Question ID: #608
The absolute difference between the squares of the radii of the two circles passing through the point $(-9, 4)$ and touching the lines $x+y=3$ and $x-y=3$, is equal to:
Solution:
The lines are $L_1: x+y-3=0$ and $L_2: x-y-3=0$.
The center of a circle touching these lines must lie on their angle bisectors.

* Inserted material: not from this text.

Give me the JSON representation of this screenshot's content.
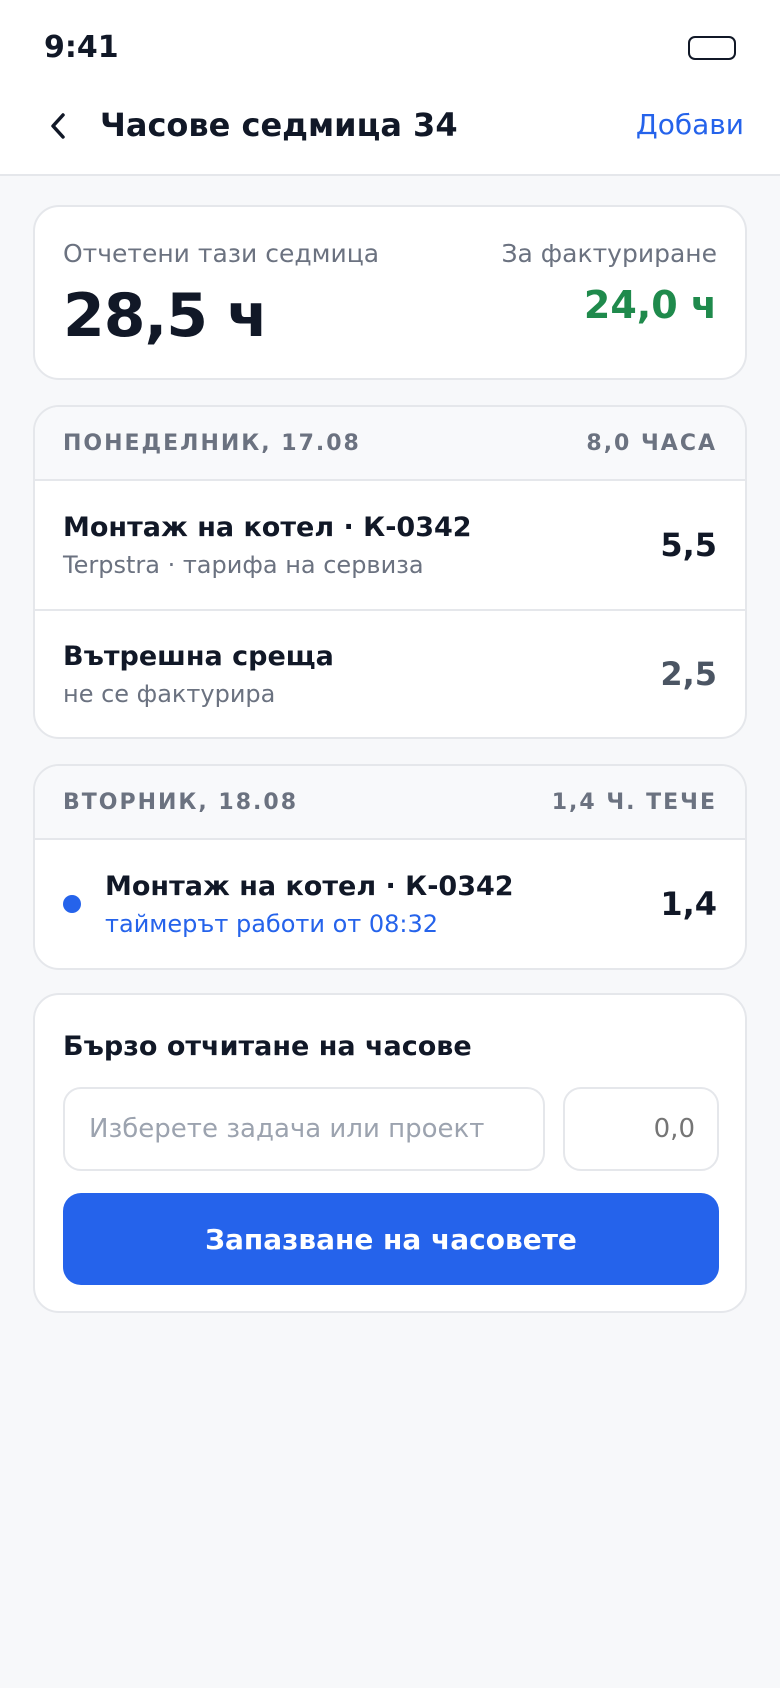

Bisectors: $\frac{x+y-3}{\sqrt{2}} = \pm \frac{x-y-3}{\sqrt{2}} \Rightarrow y=0 \text{ or } x=3$.
Let the center be $(h, k)$. Since the circle passes through $(-9, 4)$, let’s check which bisector is feasible.
Assuming the center lies on $y=0$, let center be $C(h, 0)$.
The radius $r$ is the perpendicular distance from $C$ to either line:
$$ r = \left| \frac{h+0-3}{\sqrt{2}} \right| = \frac{|h-3|}{\sqrt{2}} $$
Since the circle passes through $P(-9, 4)$, the distance $CP$ equals $r$:
$$ (h+9)^2 + (0-4)^2 = r^2 = \frac{(h-3)^2}{2} $$
$$ 2(h^2 + 18h + 81 + 16) = h^2 – 6h + 9 $$
$$ 2h^2 + 36h + 194 = h^2 – 6h + 9 $$
$$ h^2 + 42h + 185 = 0 $$
The roots $h_1, h_2$ give the centers of the two circles.
Solving for $h$:
$$ h = \frac{-42 \pm \sqrt{1764 – 740}}{2} = \frac{-42 \pm \sqrt{1024}}{2} = \frac{-42 \pm 32}{2} $$
$$ h_1 = -5, \quad h_2 = -37 $$
Calculate the squares of the radii:
For $h_1 = -5$:
$$ r_1^2 = \frac{(-5-3)^2}{2} = \frac{64}{2} = 32 $$
For $h_2 = -37$:
$$ r_2^2 = \frac{(-37-3)^2}{2} = \frac{1600}{2} = 800 $$
The absolute difference:
$$ |r_1^2 – r_2^2| = |32 – 800| = 768 $$
Ans. (768)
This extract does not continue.